As the legend goes, one of the most fundamental herbs in prehistory was discovered after a “black rain” swept across North Africa, more than 2500 years ago. At the height of its popularity, the plant “siliphium” was literally worth its weight in gold.
Nowadays, siliphium is a mystery. Scientists are unsure if the plant is extinct, or whether it is currently known by another name. Regardless, Greek scholars reported on the innumerable applications of this miracle plant, and its prominence in ancient culture is indisputable.
Prominent Roman author, Pliny the Elder, detailed 39 uses for siliphium, calling it “among the most precious gifts presented to us by Nature”. From sap to roots, every part of the plant was utilized in cuisine and medicine. Its juices healed wounds and neutralized poisonings. It was prescribed for recovering patients, convulsions, asthma, digestive problems, plus dozens of other indications. The resin of siliphium, known as “laser”, was the most potent and powerful component of the herb.

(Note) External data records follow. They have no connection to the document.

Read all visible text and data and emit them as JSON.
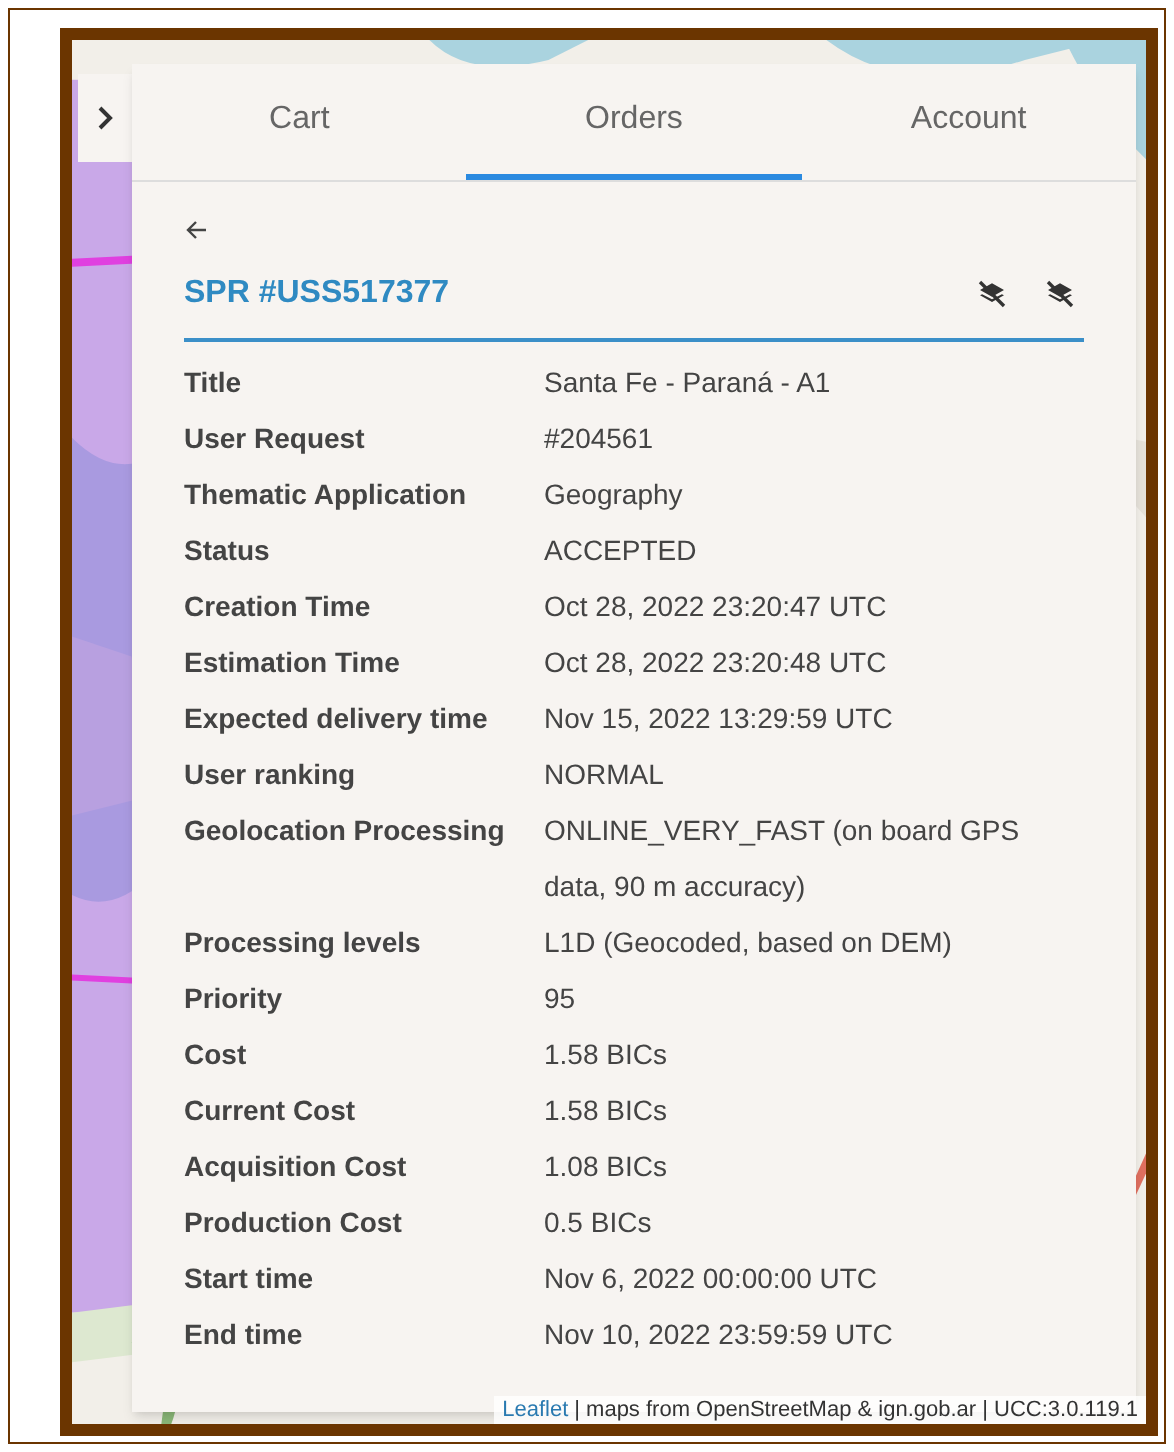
{
  "tabs": [
    {
      "label": "Cart",
      "selected": false
    },
    {
      "label": "Orders",
      "selected": true
    },
    {
      "label": "Account",
      "selected": false
    }
  ],
  "order": {
    "title": "SPR #USS517377"
  },
  "details": [
    {
      "label": "Title",
      "value": "Santa Fe - Paraná - A1"
    },
    {
      "label": "User Request",
      "value": "#204561"
    },
    {
      "label": "Thematic Application",
      "value": "Geography"
    },
    {
      "label": "Status",
      "value": "ACCEPTED"
    },
    {
      "label": "Creation Time",
      "value": "Oct 28, 2022 23:20:47 UTC"
    },
    {
      "label": "Estimation Time",
      "value": "Oct 28, 2022 23:20:48 UTC"
    },
    {
      "label": "Expected delivery time",
      "value": "Nov 15, 2022 13:29:59 UTC"
    },
    {
      "label": "User ranking",
      "value": "NORMAL"
    },
    {
      "label": "Geolocation Processing",
      "value": "ONLINE_VERY_FAST (on board GPS data, 90 m accuracy)"
    },
    {
      "label": "Processing levels",
      "value": "L1D (Geocoded, based on DEM)"
    },
    {
      "label": "Priority",
      "value": "95"
    },
    {
      "label": "Cost",
      "value": "1.58 BICs"
    },
    {
      "label": "Current Cost",
      "value": "1.58 BICs"
    },
    {
      "label": "Acquisition Cost",
      "value": "1.08 BICs"
    },
    {
      "label": "Production Cost",
      "value": "0.5 BICs"
    },
    {
      "label": "Start time",
      "value": "Nov 6, 2022 00:00:00 UTC"
    },
    {
      "label": "End time",
      "value": "Nov 10, 2022 23:59:59 UTC"
    }
  ],
  "attribution": {
    "link": "Leaflet",
    "text": "| maps from OpenStreetMap & ign.gob.ar | UCC:3.0.119.1"
  }
}
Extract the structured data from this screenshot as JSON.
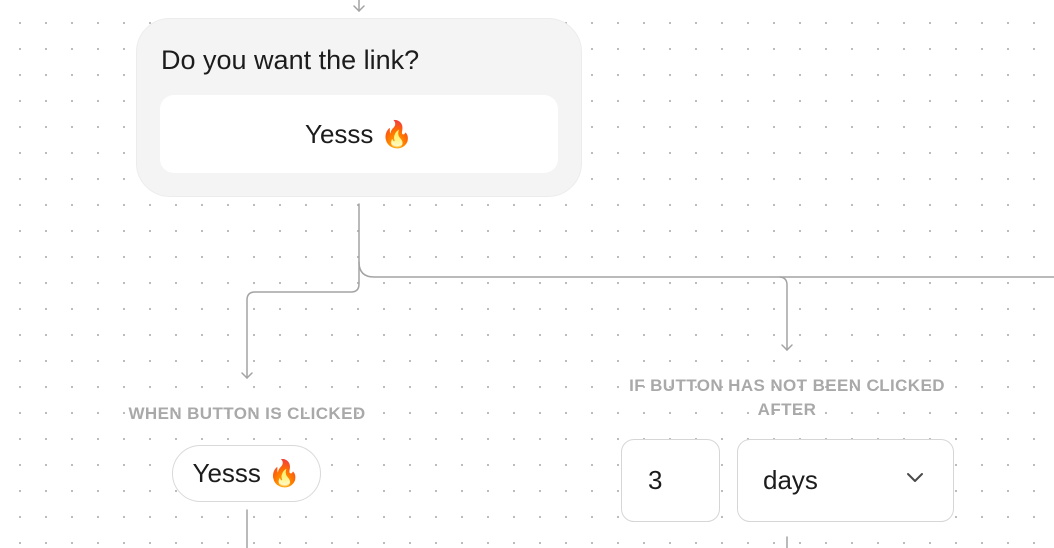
{
  "question_card": {
    "question": "Do you want the link?",
    "button_label": "Yesss 🔥"
  },
  "branches": {
    "clicked": {
      "label": "When button is clicked",
      "button_label": "Yesss 🔥"
    },
    "not_clicked": {
      "label_line1": "If button has not been clicked",
      "label_line2": "after",
      "wait_amount": "3",
      "wait_unit": "days"
    }
  },
  "icons": {
    "dropdown": "chevron-down-icon",
    "connector_arrow": "arrow-down-icon"
  },
  "colors": {
    "connector": "#a3a3a3",
    "label": "#a9a9a9",
    "card_background": "#f4f4f4"
  }
}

There is evidence that the heart shape originated from the little seed pods of siliphium. Moreover, siliphium was both romantic in notion and practice. “Anecdotal and medical evidence from classical antiquity tells us that the drug of choice for contraception was silphium,” wrote historian John Riddle. Juices of siliphium were taken as an aphrodisiac and then applied to “purge the uterus”.
Ancient texts describe luscious fields of siliphium covering poetic hillsides in the ancient city of Cyrene— near modern-day Shahhat, Libya. However, at the time that Pliny wrote about siliphium, only one remaining stalk was known to exist and given to Emperor Nero in approximately 54-68AD. Modern botanists suggest siliphium is similar to fennel. Some believe it still exists in Mediterranean regions.
Siliphium was only ever known to grow in Cyrene, and the climate of North Africa has changed dramatically since prehistory. Most interestingly, as the story goes, siliphium could not be farmed, perhaps because of its finicky seeds. Whether siliphium was driven to extinction or is simply laying in wait, its mystery is still alive today, with many enthusiasts wondering: how can we get it back?